By David Smith
June 12th, 2016 I woke up to the news that the Pulse Orlando Nightclub was the scene of a horrific mass shooting. At first I thought, “oh great, here we go again” as mass shootings have come so commonplace in the United States that I’ve almost numbed to it.
This one was different however. I have never been to Pulse or even to Orlando that matter. I didn’t know anybody who was at the club that night nor had any real close connection to the event. However the more I learned about the events that unfolded. The people who were there and the victims that were so brutally assaulted by a coward I couldn’t help but put myself there and I cried. While I didn’t personally know those people, I felt a connection to them. LGBT brothers and sisters that only a year before we all fought and celebrated together when marriage equality was legalized in all 50 states, People that I felt the pain with after Mathew Shepherd’s death when I was younger. Here I was thousands of miles away in Colorado, crying over people I didn’t know but felt like family.
I wanted to do something, anything I could do to support my family and bring something positive out of such a horrific event. Even if it was a small effort, I wanted to do my part. I chose to channel my passion for swimming into a fundraiser. A way to help raise some cash that will help people who are recovering and still facing many struggles, even 6 months later.
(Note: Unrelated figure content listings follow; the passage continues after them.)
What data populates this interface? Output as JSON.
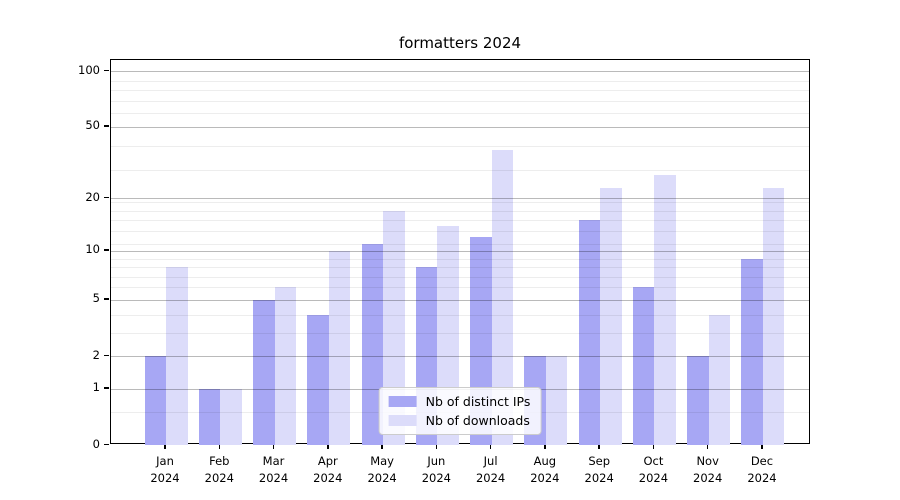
{
  "chart_data": {
    "type": "bar",
    "title": "formatters 2024",
    "categories": [
      "Jan",
      "Feb",
      "Mar",
      "Apr",
      "May",
      "Jun",
      "Jul",
      "Aug",
      "Sep",
      "Oct",
      "Nov",
      "Dec"
    ],
    "x_year_suffix": "2024",
    "series": [
      {
        "name": "Nb of distinct IPs",
        "color": "#a7a7f4",
        "values": [
          2,
          1,
          5,
          4,
          11,
          8,
          12,
          2,
          15,
          6,
          2,
          9
        ]
      },
      {
        "name": "Nb of downloads",
        "color": "#dcdcfa",
        "values": [
          8,
          1,
          6,
          10,
          17,
          14,
          37,
          2,
          23,
          27,
          4,
          23
        ]
      }
    ],
    "xlabel": "",
    "ylabel": "",
    "y_axis": {
      "scale": "log1p",
      "ticks": [
        0,
        1,
        2,
        5,
        10,
        20,
        50,
        100
      ],
      "minor_gridlines": [
        0.5,
        3,
        4,
        6,
        7,
        8,
        9,
        11,
        13,
        15,
        17,
        19,
        29,
        39,
        59,
        69,
        79,
        89
      ],
      "ylim": [
        0,
        115
      ]
    },
    "grid": true,
    "legend_position": "lower center"
  }
}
Swimming 100x100s while no easy effort certainly was a challenge. I had done it in the past, for myself but this was different. For the first time I was doing it for someone else. I pledged to swim 100m for every $1 raised on January 1st, 2017. Originally I wanted 100m for $100 raised but quickly realized that goal was not realistic. I was going to swim 10,000m and raise $1,000. Of course like any fundraising campaign on social media, most went ignored for the first month and slowly donations trickled in.
A month out before the swim I ended up not doing any swimming due to many issues from an injury to food poisoning. The week before the swim I was nervous. Afraid I wouldn’t be able to finish the 100x100s and while I was confident I would hit the $1000 fundraising goal. I wanted to swim the full distance I had said I would.
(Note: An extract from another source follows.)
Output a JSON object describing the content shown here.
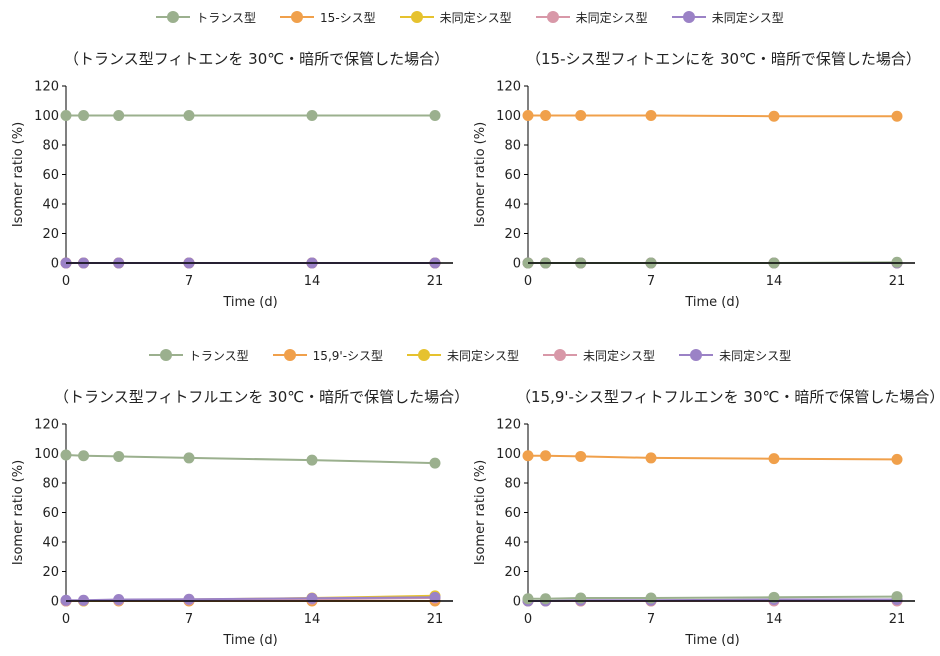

The day of the swim, I posted a video explaining what was about to happen and how the 100x100s would work. Within only a few minutes I started to see dozens of responses and shares. Suddenly people were donating like crazy and it seemed never-ending! In that day alone we raised over $400 and surpassed the $1000 goal by several hundred dollars! I guess this means it’s time to swim.
I started the 100x100s with 13 other people from the DU Masters group and while swimming I replayed the events of June 12th in my head as I read them. I thought about the people at the nightclub and their families. The victims and how scary the whole situation was. I didn’t know it was possible but I cried underwater.
As the 100x100s continued, more and more people started quitting, too tired or exhausted to continue they weren’t going to make it to 10,000m but I was determined too. Despite being out of shape, I wasn’t doing it just for myself. The 49th 100 really gave me chills as 49 people were killed in the nightclub on that fateful night. That particular set of 10x100s we did fly and it felt appropriate. For swimming one of the most challenging strokes is the butterfly and swimming my 49th 100 as butterfly I pushed myself through using my passion and emotion to drive me forward. Reminding myself that no matter how this felt, it was nothing compared to what the victims have gone through. This was all about supporting the 49 beautiful souls, their family, friends and legacy.
By the 80th 100 all had quit except 4 of us including myself. I was exhausted and in a lot of pain, my muscles were hurting but I wasn’t going to stop so short to the end. The other 3 contemplated quitting but I convinced them otherwise, I mean how could you come so close to the end and just give up? The last 2000m certainly felt like the longest but it was the most rewarding. For having hit the fundraising goal and my distance goal, I could climb out of the pool and say “we did it”. Yet despite my pain and ravenous hunger that soon followed. I continued to reflect on why we were there in the first place. Not just for personal accomplishment but to do something to help others. Millions of dollars have been raised after the shootings and thousands of people have channeled their passion into making a difference to ensure that another Pulse, another Mathew Shephard or anything else ever happens again.
If we continue to do our part and channel the very best within each of us toward creating a positive impact on the world, we can ensure that the 49 beautiful people we lost on that fateful day will not have died in vein. They will always be honored and remembered. Their legacy will live on as we create a better and safer world for all our LGBT family.